Accumulo Backed Tinkerpop Implementation

Back to Schedule

Slides

Video

Use Case

Abstract

As graph processing grows as a field, eventually standards will be created. The TinkerPop graph processing stack is one such potential standard. The TinkerPop stack contains an algorithm engine, a scripting engine and a RESTful service for accessing graphs. At the base of TinkerPop is Blueprints; an interface for accessing and creating property graphs. Blueprints has already been implemented with several different backing technologies (e.g., relational databases, RDF triple stores, graph databases) and implementations (e.g., JDBC-based, OpenRDF Sail, and Neo4j). This presentation will discuss our implementation of the Blueprints API backed by Accumulo to enable storage of arbitrarily large, distributed graphs. Our implementation falls between the extremes of distributed graph processing systems which require the entire graph fit within the available RAM of the cluster and batch-oriented systems that incur significant disk I/O costs during execution and generally handle iterative algorithms poorly.

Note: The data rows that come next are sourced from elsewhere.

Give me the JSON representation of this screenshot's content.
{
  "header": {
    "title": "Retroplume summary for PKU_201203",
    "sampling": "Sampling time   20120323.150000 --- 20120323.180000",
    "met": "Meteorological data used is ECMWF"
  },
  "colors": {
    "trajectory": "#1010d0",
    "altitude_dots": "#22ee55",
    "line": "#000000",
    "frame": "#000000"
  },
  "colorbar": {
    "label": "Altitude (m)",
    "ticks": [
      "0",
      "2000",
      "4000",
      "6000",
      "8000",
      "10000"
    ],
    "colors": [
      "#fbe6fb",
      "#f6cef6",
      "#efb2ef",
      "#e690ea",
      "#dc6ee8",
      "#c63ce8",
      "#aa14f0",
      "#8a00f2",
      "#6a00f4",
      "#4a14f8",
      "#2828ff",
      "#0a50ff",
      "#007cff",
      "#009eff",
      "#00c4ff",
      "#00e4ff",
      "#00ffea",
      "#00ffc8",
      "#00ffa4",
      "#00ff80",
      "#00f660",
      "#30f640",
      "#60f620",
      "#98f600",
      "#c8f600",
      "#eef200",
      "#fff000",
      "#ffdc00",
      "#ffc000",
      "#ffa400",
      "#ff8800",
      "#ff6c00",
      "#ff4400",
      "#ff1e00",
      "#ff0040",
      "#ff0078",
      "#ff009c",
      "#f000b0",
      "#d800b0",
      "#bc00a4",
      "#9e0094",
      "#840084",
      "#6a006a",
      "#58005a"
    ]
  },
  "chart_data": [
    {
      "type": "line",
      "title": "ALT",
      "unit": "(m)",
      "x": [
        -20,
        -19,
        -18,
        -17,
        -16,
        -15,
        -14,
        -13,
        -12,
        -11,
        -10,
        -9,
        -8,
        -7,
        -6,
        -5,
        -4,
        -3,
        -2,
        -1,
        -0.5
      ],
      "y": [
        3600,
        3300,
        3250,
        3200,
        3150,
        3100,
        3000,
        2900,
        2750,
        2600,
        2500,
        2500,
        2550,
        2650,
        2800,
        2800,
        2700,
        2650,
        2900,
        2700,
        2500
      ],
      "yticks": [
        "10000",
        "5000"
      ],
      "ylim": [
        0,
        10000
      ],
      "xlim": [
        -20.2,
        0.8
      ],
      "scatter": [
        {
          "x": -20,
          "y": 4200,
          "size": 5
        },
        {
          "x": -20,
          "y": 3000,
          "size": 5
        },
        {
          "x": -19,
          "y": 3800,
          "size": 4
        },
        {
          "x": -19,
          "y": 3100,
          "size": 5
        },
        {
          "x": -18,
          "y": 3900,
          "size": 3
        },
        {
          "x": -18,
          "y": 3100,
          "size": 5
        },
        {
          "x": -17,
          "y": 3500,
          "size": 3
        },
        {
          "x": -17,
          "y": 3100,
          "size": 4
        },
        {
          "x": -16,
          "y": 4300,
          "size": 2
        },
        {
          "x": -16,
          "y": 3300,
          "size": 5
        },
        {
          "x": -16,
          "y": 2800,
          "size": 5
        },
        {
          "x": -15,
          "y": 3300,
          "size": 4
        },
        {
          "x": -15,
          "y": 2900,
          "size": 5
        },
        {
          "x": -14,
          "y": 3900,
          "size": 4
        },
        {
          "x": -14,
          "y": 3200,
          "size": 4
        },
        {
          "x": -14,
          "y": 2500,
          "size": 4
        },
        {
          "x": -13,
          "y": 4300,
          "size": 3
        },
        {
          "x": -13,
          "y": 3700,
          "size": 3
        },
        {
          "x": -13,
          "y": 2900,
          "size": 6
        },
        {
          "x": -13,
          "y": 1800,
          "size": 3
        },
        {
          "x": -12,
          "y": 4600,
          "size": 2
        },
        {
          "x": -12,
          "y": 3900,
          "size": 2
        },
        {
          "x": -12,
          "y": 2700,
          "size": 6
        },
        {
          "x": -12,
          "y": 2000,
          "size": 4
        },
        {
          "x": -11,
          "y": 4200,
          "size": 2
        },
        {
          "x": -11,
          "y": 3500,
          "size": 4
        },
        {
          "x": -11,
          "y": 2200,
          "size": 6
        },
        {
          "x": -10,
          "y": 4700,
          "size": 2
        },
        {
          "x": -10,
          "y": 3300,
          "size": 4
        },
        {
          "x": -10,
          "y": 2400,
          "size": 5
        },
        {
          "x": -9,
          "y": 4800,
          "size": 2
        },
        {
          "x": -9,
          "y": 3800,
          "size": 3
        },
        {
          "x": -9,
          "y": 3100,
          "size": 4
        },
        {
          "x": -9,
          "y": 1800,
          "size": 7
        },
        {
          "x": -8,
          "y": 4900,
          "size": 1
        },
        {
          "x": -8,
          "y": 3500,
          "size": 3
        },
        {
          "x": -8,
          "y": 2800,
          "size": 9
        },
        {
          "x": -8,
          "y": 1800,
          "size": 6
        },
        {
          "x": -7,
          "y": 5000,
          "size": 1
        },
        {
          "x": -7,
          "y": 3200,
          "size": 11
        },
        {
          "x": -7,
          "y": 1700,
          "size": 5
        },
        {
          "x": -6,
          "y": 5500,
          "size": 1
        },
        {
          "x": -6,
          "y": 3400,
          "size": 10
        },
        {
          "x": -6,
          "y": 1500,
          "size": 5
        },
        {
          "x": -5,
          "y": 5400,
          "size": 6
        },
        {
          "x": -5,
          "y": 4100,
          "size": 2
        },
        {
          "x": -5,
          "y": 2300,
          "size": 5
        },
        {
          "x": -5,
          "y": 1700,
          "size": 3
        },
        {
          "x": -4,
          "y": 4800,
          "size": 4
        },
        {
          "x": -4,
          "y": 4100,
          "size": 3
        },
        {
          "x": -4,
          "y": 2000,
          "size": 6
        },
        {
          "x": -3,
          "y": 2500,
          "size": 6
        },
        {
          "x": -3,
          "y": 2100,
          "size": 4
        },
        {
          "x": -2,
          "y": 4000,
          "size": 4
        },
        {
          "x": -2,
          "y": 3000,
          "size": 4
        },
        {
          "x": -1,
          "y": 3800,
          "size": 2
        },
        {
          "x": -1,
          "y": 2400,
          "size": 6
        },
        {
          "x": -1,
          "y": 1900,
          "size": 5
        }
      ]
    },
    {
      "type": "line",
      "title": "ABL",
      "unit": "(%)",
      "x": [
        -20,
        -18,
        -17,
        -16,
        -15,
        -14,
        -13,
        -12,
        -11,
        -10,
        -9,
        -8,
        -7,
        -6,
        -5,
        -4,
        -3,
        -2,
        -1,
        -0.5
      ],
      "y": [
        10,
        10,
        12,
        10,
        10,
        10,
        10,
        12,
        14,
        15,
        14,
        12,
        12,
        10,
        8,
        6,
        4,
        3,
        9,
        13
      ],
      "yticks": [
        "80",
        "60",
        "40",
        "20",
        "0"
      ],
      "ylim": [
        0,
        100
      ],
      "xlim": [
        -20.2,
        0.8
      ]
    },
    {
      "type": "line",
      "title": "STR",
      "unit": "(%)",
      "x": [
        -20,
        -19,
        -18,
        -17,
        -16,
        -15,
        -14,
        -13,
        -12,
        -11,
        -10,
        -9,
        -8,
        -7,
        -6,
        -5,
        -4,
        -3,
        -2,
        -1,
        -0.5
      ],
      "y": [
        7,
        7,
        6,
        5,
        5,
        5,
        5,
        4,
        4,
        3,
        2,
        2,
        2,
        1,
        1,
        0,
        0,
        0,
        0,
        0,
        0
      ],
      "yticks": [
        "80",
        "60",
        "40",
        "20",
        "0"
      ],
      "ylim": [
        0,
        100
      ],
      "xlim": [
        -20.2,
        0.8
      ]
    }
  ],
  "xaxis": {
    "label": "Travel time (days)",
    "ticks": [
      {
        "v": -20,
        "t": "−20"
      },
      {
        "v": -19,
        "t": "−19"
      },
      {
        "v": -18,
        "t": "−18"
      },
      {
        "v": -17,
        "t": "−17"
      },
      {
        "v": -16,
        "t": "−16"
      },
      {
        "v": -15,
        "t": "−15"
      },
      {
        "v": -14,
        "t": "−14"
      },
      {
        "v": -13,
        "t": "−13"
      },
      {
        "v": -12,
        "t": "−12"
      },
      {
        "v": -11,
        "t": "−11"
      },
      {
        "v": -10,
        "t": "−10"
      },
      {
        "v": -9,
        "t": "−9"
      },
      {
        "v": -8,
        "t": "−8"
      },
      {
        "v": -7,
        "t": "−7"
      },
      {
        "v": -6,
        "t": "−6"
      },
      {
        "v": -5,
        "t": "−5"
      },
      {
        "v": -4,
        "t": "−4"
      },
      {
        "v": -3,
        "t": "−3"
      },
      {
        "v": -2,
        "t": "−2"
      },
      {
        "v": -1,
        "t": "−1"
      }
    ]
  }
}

We will discuss the benefits of supporting the TinkerPop API and the design and performance trade-offs we faced when developing the Accumulo backend and integrating with the Hadoop MapReduce framework. We aim to merge the advantages of the TinkerPop software ecosystem with the scalability and fault-tolerance of Accumulo and provide a robust, turn-key solution for certain classes of large-scale, graph-related challenges.

Speakers

Ryan Webb
Associate Professional Staff, JHU APL
Ryan is an Associate Professional Staff at the Johns Hopkins University Applied Physics Lab. He has a Bachelors of Science degree in Computer Science with a Minor in Mathematics. He is currently taking courses for his Masters degree in Computer Science from the Whiting School of Engineering. His work involves every aspect of distributed computing from event processing to map reduce.